Für diese Entwicklung gibt es zwei wesentliche Gründe: Weil die Ausgleichsrücklage aufgebraucht ist, muss sich die Stadt Aachen seit 2015 über die sogenannte Regionsumlage mit deutlich mehr Geld an der (Vor-)Finanzierung der Städteregion beteiligen. Auf der anderen Seite haben sich aber die Sozialleistungen viel positiver entwickelt als ursprünglich erwartet und bei der Berechnung der Aachener Ausgleichszahlung zugrunde gelegt.

„Die Fehlsummen werden immer weiter steigen“, befürchtet Helmut Etschenberg. Der Städteregionsrat spricht von einem „Systemfehler“ – weil die gesetzlichen Auflagen Stadt und Städteregion dazu verpflichten, die Transferleistungen über vorab festgelegte Pauschalen zu begleichen, statt sie „spitz“, also bemessen an dem tatsächlichen Aufwand abzurechnen. Genau hier will die Städteregion nun ansetzen und mit dem Landesinnenministerium über eine Modifizierung des Verfahrens verhandeln.
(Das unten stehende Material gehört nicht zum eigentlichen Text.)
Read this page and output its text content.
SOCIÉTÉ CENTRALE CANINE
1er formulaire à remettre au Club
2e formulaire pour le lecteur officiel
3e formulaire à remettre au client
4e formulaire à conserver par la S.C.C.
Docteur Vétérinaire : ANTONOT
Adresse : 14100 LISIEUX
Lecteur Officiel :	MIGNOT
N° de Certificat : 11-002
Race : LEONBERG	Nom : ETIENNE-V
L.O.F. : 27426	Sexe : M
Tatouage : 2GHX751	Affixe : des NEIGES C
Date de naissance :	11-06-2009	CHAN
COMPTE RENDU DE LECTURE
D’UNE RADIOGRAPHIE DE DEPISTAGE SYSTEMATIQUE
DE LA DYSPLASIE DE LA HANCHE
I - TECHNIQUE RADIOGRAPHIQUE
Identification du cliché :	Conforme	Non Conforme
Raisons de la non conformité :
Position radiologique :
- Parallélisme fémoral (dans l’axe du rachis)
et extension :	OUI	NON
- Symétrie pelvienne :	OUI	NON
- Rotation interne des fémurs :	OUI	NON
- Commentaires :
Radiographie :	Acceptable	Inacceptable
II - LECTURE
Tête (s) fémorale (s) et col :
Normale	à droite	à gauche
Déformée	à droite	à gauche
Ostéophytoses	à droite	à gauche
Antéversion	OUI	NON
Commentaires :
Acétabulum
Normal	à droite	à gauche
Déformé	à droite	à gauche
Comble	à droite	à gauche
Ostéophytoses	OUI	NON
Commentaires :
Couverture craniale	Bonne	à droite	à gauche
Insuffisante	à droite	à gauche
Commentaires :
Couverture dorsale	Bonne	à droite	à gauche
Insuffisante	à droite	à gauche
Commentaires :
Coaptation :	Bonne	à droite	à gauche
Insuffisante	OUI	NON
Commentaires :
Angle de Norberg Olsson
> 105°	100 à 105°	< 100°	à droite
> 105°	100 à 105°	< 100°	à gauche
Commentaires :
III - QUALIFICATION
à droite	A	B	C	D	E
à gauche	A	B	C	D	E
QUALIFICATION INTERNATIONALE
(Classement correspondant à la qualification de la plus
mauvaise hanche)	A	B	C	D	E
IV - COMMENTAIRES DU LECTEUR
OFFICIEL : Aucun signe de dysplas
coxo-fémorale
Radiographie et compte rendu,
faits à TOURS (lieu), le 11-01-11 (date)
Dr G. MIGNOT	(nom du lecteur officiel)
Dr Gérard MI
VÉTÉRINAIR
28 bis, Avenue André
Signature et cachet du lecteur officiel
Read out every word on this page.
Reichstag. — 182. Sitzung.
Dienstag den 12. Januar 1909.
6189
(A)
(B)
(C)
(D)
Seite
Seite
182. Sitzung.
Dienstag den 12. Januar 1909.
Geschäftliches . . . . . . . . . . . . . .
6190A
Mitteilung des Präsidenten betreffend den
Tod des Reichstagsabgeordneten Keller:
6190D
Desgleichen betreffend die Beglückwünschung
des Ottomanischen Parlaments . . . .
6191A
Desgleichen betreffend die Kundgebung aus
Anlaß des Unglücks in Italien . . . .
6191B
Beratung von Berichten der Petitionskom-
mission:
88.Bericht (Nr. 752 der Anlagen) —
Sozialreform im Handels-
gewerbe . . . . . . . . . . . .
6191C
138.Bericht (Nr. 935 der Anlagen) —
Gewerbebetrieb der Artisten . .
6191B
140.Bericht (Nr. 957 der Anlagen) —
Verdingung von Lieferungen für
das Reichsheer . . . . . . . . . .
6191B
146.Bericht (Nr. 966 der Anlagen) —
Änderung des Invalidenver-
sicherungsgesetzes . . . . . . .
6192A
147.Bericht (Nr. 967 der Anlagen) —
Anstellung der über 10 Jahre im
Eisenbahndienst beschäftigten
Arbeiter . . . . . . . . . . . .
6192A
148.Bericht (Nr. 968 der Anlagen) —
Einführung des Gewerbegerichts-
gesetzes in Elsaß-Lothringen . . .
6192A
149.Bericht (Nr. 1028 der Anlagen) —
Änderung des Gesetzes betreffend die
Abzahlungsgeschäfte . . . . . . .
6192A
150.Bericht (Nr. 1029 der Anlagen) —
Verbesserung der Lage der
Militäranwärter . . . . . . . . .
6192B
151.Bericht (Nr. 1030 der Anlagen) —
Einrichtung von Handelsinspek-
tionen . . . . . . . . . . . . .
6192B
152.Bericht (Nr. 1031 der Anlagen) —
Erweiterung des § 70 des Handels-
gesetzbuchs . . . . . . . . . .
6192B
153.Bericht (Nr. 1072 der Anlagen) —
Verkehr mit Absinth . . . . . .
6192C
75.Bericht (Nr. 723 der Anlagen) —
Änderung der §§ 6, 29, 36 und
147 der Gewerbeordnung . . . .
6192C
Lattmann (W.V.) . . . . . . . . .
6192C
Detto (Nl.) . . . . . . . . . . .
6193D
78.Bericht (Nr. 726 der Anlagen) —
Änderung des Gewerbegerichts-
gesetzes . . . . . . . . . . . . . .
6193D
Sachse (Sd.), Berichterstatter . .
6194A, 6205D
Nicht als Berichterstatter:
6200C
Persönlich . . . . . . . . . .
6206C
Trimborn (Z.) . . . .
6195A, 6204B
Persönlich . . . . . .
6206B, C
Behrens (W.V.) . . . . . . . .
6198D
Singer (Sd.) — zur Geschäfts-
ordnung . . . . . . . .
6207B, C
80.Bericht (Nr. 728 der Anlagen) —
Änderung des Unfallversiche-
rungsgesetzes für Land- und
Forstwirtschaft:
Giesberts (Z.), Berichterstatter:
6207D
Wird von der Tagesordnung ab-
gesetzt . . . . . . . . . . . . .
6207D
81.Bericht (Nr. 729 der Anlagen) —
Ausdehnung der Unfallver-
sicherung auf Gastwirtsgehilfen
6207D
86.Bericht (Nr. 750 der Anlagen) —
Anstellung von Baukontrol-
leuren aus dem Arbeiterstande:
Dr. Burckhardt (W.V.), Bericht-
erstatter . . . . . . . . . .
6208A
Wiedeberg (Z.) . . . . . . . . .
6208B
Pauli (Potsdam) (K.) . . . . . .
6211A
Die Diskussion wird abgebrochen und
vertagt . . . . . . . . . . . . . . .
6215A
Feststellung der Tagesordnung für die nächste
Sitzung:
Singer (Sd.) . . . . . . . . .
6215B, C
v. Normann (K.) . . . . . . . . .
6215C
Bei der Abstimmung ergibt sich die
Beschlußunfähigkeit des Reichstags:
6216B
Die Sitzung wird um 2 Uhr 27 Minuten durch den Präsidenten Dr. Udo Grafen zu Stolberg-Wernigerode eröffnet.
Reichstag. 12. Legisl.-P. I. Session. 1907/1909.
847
Eine Änderung des „Aachen-Gesetzes“ von 2008 zur Bildung der Städteregion hält Etschenberg für wenig hilfreich. „Ein solcher Vorgang würde Jahre dauern.“ Stattdessen hofft er, über eine öffentlich-rechtliche Vereinbarung den Abrechnungsmodus mit der Stadt Aachen kurzfristig ändern zu dürfen.

Wie es weitergehen wird, ist unklar. „Deshalb haben wir auch noch keinen Haushalt für 2017 vorgelegt“, betont der Städteregionsrat. Ursprünglich sollte der Städteregionstag das Zahlenwerk am 8. Dezember verabschieden, nun wird es wohl bis zum Frühjahr dauern, ehe Planungssicherheit herrscht – vorausgesetzt, der Haushalt wird von der Bezirksregierung zügig genehmigt.